Quilled games began to surface in 1984. The Quill utility from Gilsoft was a mixed blessing. On the one hand it allowed programmers to develop complex programs without the need to worry about how these programs might be implemented. This improved access allowed people with imagination and flair to produce original software. On the other hand The Quill gave access to many dabblers who, quite frankly, should never have produced software. Their heads full of nonsense put about by the frivolous press about easy money, they thought writing software was much easier than it actually is.

Writing a computer game is no different to writing any other game, whether for a board or a television studio. It must possess enough fine qualities to make the player actually want to get involved and to spend some time getting to know the rules. Once the player has finished playing he/she should wonder at how clever the whole game’s design was and how well it played.
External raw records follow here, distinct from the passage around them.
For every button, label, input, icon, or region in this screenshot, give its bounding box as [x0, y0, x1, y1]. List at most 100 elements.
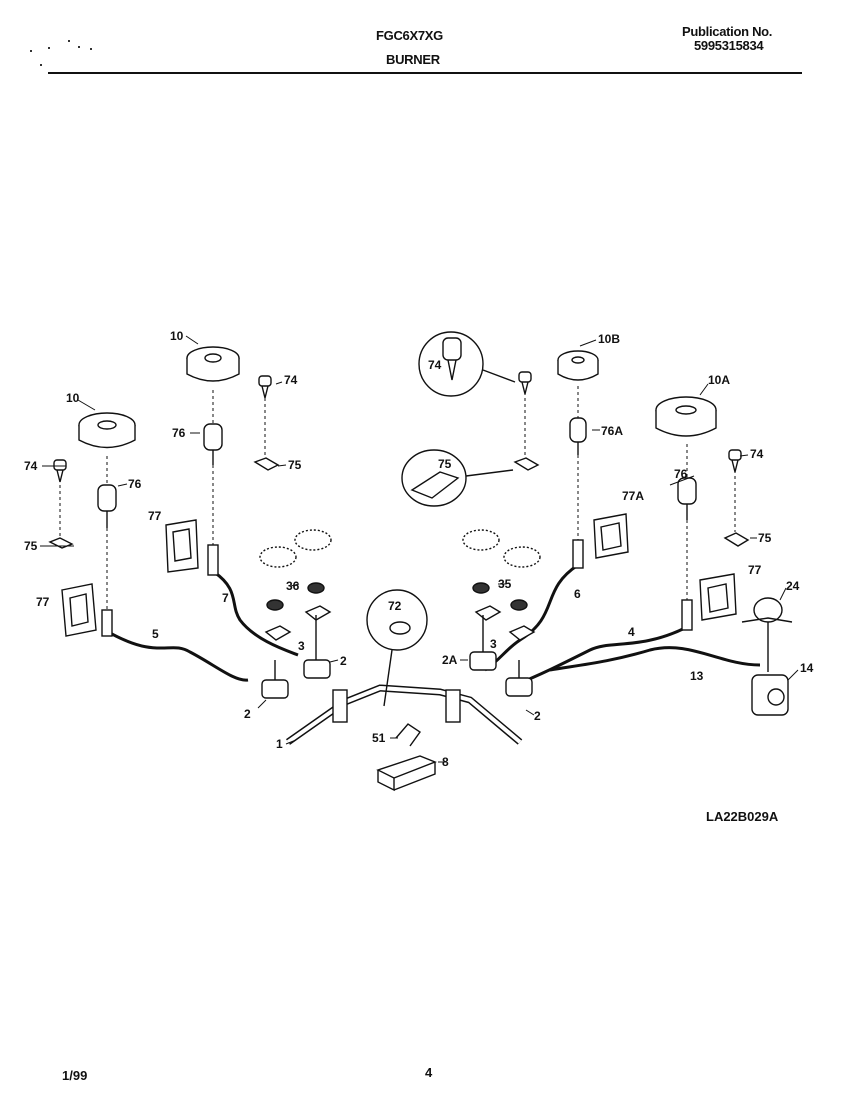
callout-75: 75	[288, 458, 302, 472]
model-number: FGC6X7XG	[376, 28, 443, 43]
callout-10: 10	[170, 329, 184, 343]
tube-4	[514, 626, 686, 687]
grommet-36	[307, 582, 325, 594]
grommet-36	[266, 599, 284, 611]
grommet-35	[472, 582, 490, 594]
callout-4: 4	[628, 625, 635, 639]
callout-77: 77	[36, 595, 50, 609]
spark-igniter-24	[741, 597, 793, 672]
callout-76: 76	[172, 426, 186, 440]
callout-74: 74	[428, 358, 442, 372]
burner-head-10A	[655, 396, 717, 437]
orifice-76-left	[97, 484, 117, 528]
callout-74: 74	[24, 459, 38, 473]
callout-8: 8	[442, 755, 449, 769]
callout-1: 1	[276, 737, 283, 751]
callout-3: 3	[298, 639, 305, 653]
manifold-pipe	[285, 684, 523, 745]
callout-76: 76	[128, 477, 142, 491]
callout-3: 3	[490, 637, 497, 651]
callout-76A: 76A	[601, 424, 623, 438]
bracket-77-center	[165, 519, 199, 573]
bracket-77-left	[61, 583, 97, 637]
callout-77: 77	[148, 509, 162, 523]
publication-label: Publication No.	[682, 24, 773, 39]
header-rule	[48, 72, 802, 74]
callout-2: 2	[244, 707, 251, 721]
detail-bubble-74	[418, 331, 484, 397]
callout-75: 75	[758, 531, 772, 545]
fitting	[101, 609, 113, 637]
fitting	[572, 539, 584, 569]
spud-3	[264, 625, 292, 641]
callout-51: 51	[372, 731, 386, 745]
callout-7: 7	[222, 591, 229, 605]
callout-77A: 77A	[622, 489, 644, 503]
regulator-14	[751, 674, 789, 716]
scan-speck	[40, 64, 42, 66]
bracket-51	[395, 723, 421, 747]
callout-13: 13	[690, 669, 704, 683]
callout-77: 77	[748, 563, 762, 577]
orifice-76-center	[203, 423, 223, 465]
orifice-76-right	[677, 477, 697, 520]
callout-10: 10	[66, 391, 80, 405]
scan-speck	[48, 47, 50, 49]
callout-74: 74	[750, 447, 764, 461]
seal-35-b	[503, 546, 541, 568]
screw-74-c	[518, 371, 532, 395]
scan-speck	[78, 46, 80, 48]
callout-74: 74	[284, 373, 298, 387]
callout-76: 76	[674, 467, 688, 481]
fitting	[681, 599, 693, 631]
callout-75: 75	[24, 539, 38, 553]
callout-36: 36	[286, 579, 300, 593]
seal-35-a	[462, 529, 500, 551]
callout-72: 72	[388, 599, 402, 613]
callout-6: 6	[574, 587, 581, 601]
burner-head-10-center	[186, 346, 240, 382]
footer-date: 1/99	[62, 1068, 88, 1083]
scan-speck	[90, 48, 92, 50]
orifice-76A	[569, 417, 587, 455]
grommet-35	[510, 599, 528, 611]
seal-36-b	[294, 529, 332, 551]
callout-75: 75	[438, 457, 452, 471]
valve-2-center	[303, 615, 331, 679]
screw-74-b	[258, 375, 272, 399]
spud-3	[304, 605, 332, 621]
scan-speck	[30, 50, 32, 52]
drawing-id: LA22B029A	[706, 809, 779, 824]
burner-head-10-left	[78, 412, 136, 449]
valve-2-left	[261, 660, 289, 699]
screw-74-a	[53, 459, 67, 483]
callout-14: 14	[800, 661, 814, 675]
callout-2: 2	[340, 654, 347, 668]
spud-3	[474, 605, 502, 621]
callout-5: 5	[152, 627, 159, 641]
page-number: 4	[425, 1065, 433, 1080]
callout-10B: 10B	[598, 332, 620, 346]
section-title: BURNER	[386, 52, 440, 67]
clip-75-d	[723, 532, 750, 547]
callout-10A: 10A	[708, 373, 730, 387]
valve-2A	[469, 615, 497, 671]
clip-75-c	[513, 457, 540, 471]
clip-75-b	[253, 457, 280, 471]
callout-2A: 2A	[442, 653, 458, 667]
bracket-77-right	[699, 573, 737, 621]
valve-2-right	[505, 660, 533, 697]
tube-5	[109, 631, 249, 682]
detail-bubble-72	[366, 589, 428, 651]
scan-speck	[68, 40, 70, 42]
publication-number: 5995315834	[694, 38, 764, 53]
callout-24: 24	[786, 579, 800, 593]
tube-7	[213, 570, 299, 657]
callout-35: 35	[498, 577, 512, 591]
tube-13	[549, 646, 761, 672]
burner-head-10B	[557, 350, 599, 381]
bracket-77A	[593, 513, 629, 559]
callout-2: 2	[534, 709, 541, 723]
spud-3	[508, 625, 536, 641]
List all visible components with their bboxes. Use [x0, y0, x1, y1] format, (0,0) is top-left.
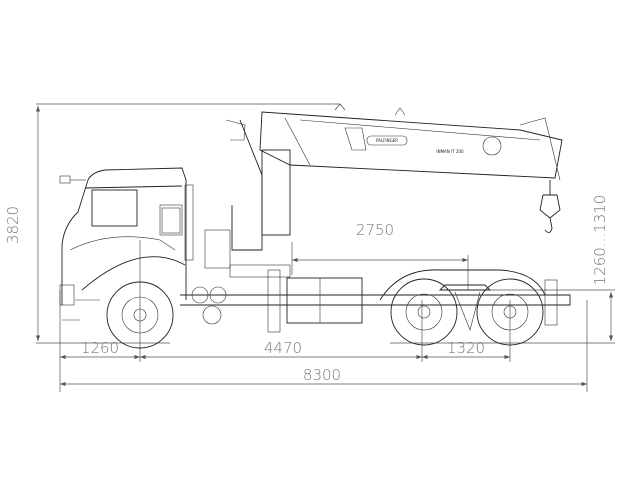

Although The Quill imposes severe restrictions upon the design of a game it is clear from analysing the charts that this is not such a fundamental factor in determining the success or failure of a Quilled adventure. Hampstead was a Quilled game and a chart success. The reasons for this seemingly anomalous situation lie in that game’s refreshing originality and cutting humour (notice cutting humour, not slapstick which was surpassed soon after Laurel and Hardy and only lives on in BBC comedies). Tower of Despair did not make the charts but it had an imaginative story and was well laid out with a fine redesigned character set.

The factors which link good adventures are borne of the thought, design and discussion which precedes their implementation. Even in the case of an all machine-coded adventure, the design stage takes more time than the coding.